I found your heart on the passenger seat of a minivan in a used car lot. The moment I approached it, my own heart skipped a beat. Though so many would seek to put you in a box like a cadaver for them to make their own judgments about, you are stronger than that. Your heart knows it was made for bigger and brighter things. It looked out the window and saw the world beyond our scope of vision. It saw other hearts driving with passion instead of being fueled by others' confining words and wishes. Your heart looked past the horizon and into the potential of your life and that of others.
I saw your heart driven by ambition while you kept one hand on the wheel,not for fear of crashing but rather to guide the journey. My key won't turn the ignition and somewhere deep inside I know that's for the best. Still, the recent todays make it feel like the absence of any sparked concern may endure.

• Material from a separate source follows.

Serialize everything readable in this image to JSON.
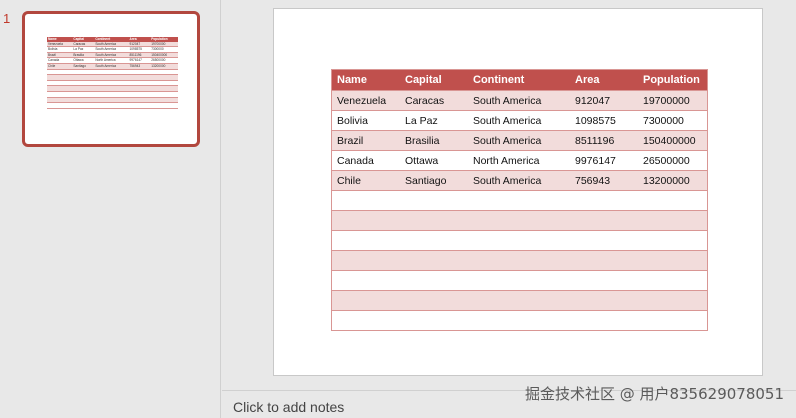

You don't know it and yet somehow, thankfully, you do. I don't know if it was courage or foolishness that offered me the opportunity to share with you, but for now I am thankful. I remember that more often regret stems from inaction than from missteps and mistakes. So at least I'm learning to use my words. Whether I have acted in a moment of courageous boldness or a whisper of premature openness, it's a new experience and a new way of becoming myself. I'll be myself for the rest of my life so I might as well learn to live as me. Thank you for encouraging to live my truth. Thank you.